India sees bigger budget deficit, worrying markets
MUMBAI, India — Aiming to revive economic growth, India’s government said Monday increased spending in its new budget would inflate the fiscal deficit to 6.8 percent of the country’s gross domestic product.
Stocks plunged on concerns about a ballooning budget deficit and disappointment that Finance Minister Pranab Mukherjee stopped short of announcing any new liberalization measures. Speculation that the ruling Congress Party would quickly enact sweeping pro-market reforms have been running high since May’s national elections.
Hoping to create jobs and spur growth, the government will boost total spending 36 percent to 10.3 trillion rupees ($214 billion) for the year that ends March 2010, Mukherjee said in presenting the budget to Parliament.
“The first challenge is to lead the economy back to a high growth rate of 9 percent per annum at the earliest,” he said. Economic growth for the year through March slowed to 6.7 percent.
Mukherjee said he aimed to increase infrastructure spending to 9 percent of gross domestic product by 2014, boost defense spending, provide credit to troubled exporters and simplify the tax code.
Spending on a rural employment program that last year provided jobs to 44.7 million poor households would go up 144 percent to about $8 billion, he said. Government food subsidies for the poor and farmer loan relief programs would also be extended.
“Aam aadmi” — the “common man” in Hindi — “is now the focus of all our programs and schemes,” he said.
Investors, however, worried about India’s bulging fiscal deficit and the lack of new concrete reforms.
The benchmark Sensex index tumbled 869.65 points, or 5.8 percent, to close at 14,043.40, with banking, real estate, and capital goods stocks leading declines.
The country’s deficit has grown since the government enacted three fiscal stimulus packages of tax cuts and spending, on top of deep spending on fuel subsidies, government pay hikes, and farmer loan and employment programs. Last fiscal year, the deficit amounted to 6.2 percent of GDP; the year before that, it was 2.7 percent of GDP.
That has caused credit ratings agencies to threaten downgrades and made economists concerned that government borrowing will crowd out the private sector.

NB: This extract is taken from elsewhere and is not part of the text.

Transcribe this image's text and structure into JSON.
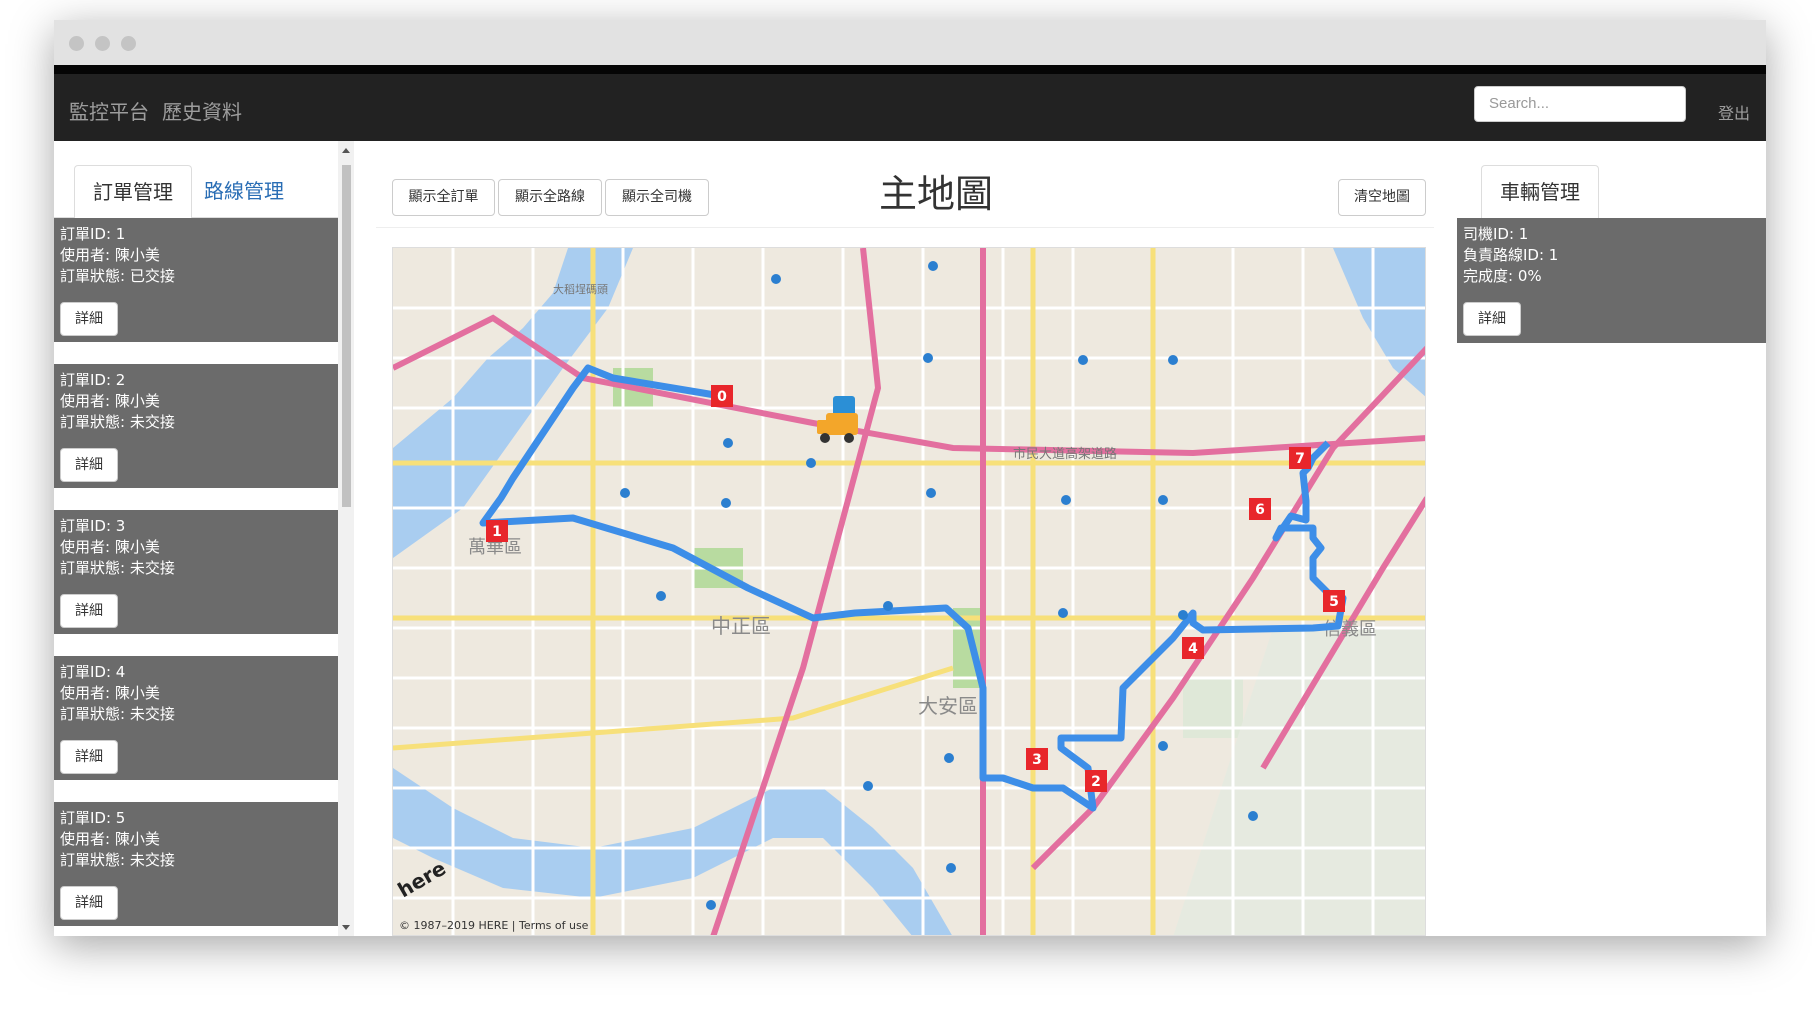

Taking into account state deficits and off-balance sheet items, the total deficit is far higher. Goldman Sachs puts the consolidated fiscal deficit at 10.1 percent of gross domestic product for this fiscal year.
Prime Minister Manmohan Singh praised Mukherjee for carrying forward “inclusive growth,” a mantra of the ruling Congress Party, which has pushed vast social welfare and wealth redistribution programs even as it slowly opens Asia’s third-largest economy to market forces and foreign investors.
The budget “seeks to carry forward the process of inclusive growth,” Singh said in a nationally televised interview with an editor of the Economic Times newspaper. “It is essentially a rural development-oriented budget.”
Singh acknowledged that the burgeoning fiscal deficit is “a problem.”
“In the medium term we have to return to path of fiscal rectitude,” he said but refused to give a deadline.